Even Julian Bond, who had met the previous weekend with McGovern and Gary Hart in Washington, guardedly expressed misgivings about the prenomination pact with McGovern: "It was easier for us to deliver to him than for him to deliver to us," he said.
A major factor in black disenchantment with McGovern was that he was failing to deliver the voter registration money and the campaign jobs that blacks had been promised. The procedure for this pre-election patronage was supposed to be that McGovern, in addition to hiring them for positions of authority within his own national voter registration campaign, would induce his contributors to donate funds to nonprofit, officially non-partisan voter registration groups on the local and regional levels. The particular groups that were to receive these channeled funds would be chosen by the black political figures who were the main McGovern operatives in different parts of the country.
In the South this was Julian Bond, and he chose as his pet political charities the Voter Education Project and the Youth Citizenship Fund. "In the South, there's only one group that effectively registers older black voters, and that's the VEP. And, there's only one group that effectively registers young people, and that's the Youth Citizenship Fund." Bond explains. However, perhaps also influencing Bond's choice of charities was the fact that James Bond. Julian's younger brother, heads the southeastern region of the YCF and that John Lewis, the former head of SNCC and a close crony of Julian's since their days together in the movement, is director of the VEP. This is not to suggest that Bond was motivated by nepotism alone, for, as he says, the YCF and the VEP are the best in their business, but it is indicative of the fact that an inner circle of black political figures made the pact with McGovern and were in the best position to profit from it.

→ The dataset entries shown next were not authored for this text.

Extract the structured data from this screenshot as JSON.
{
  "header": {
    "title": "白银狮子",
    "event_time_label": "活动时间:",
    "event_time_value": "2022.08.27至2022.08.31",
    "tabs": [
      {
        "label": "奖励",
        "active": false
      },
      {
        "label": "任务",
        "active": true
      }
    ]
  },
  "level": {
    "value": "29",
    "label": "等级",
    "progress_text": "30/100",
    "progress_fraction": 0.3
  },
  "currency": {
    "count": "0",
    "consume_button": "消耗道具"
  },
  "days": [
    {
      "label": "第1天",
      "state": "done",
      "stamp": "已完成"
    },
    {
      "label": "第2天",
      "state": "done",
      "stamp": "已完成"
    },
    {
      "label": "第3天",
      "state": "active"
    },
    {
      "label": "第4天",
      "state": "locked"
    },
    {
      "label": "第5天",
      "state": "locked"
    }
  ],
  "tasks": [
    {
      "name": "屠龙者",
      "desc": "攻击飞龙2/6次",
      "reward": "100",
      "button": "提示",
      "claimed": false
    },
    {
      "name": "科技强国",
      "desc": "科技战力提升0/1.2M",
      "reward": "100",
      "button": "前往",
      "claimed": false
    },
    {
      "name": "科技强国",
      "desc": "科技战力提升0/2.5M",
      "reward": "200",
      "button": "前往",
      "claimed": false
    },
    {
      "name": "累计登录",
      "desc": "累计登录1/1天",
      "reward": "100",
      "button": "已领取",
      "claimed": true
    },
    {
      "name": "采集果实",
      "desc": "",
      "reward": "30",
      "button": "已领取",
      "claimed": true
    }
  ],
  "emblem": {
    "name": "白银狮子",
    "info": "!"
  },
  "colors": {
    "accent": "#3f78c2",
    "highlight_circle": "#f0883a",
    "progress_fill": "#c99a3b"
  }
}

However, as a result of the Fagleton crisis and Big Labor's break with McGovern. McGovern has had trouble enough trying to get the money he needs to pay his own workers, not to mention get his campaign contributors to donate money he needs to live up to his pledges. Consequently, neither the VEP nor YCF has yet to receive any of the promised funds from McGovern.
"You have to understand," said one McGovern campaign official, "that this is not the Republican party. If anybody hasn't been getting any money, it's because there's no money for them to get."
But the conflict between the McGovern campaign and blacks to whom it owes political debts is more than the product of the politics of poverty--more than an unsurprising consequence of the sheer feet that McGovern does not have they money to pay those debts off. When Louis Stokes said, "We've been screwed again," he was talking about more than money. No one ever supported George McGovern in hopes of getting rich by doing so. What Stokes was talking about is the fact that the McGovern campaign held out the promise of providing blacks with an opportunity of really getting into the business of politics--which is, as Julian Bond said, the business of deciding who will get what from whom--and he has as yet failed to live up to that promise.
In this context, it is far more significant that McGovern has gone against the advice of his Chicago operatives both black and white, including Jesse Jackson, and has endorsed the reelection of Cook Country DA Edward Hanrahan or that he is about to similarly disregard the pleas of many of his workers and supporters in Boston and endorse Louise Day Hicks, than it is that he is failing to produce the money promised to the VEP or the YCF.
In fact, perhaps it is as Julian Bond says: "The tragedy of black people in the election of 1972 is that there are few ways for us to go. Before the convention, there was McGovern, Muskie, Humphrey, and Shirley Chisholm. Now, it's reduced down to McGovern and Nixon."
So, it is. Such is the nature of the process of deciding who will get what from whom. Still, at the point of ultimate reduction stands McGovern. There is no alternative to consider.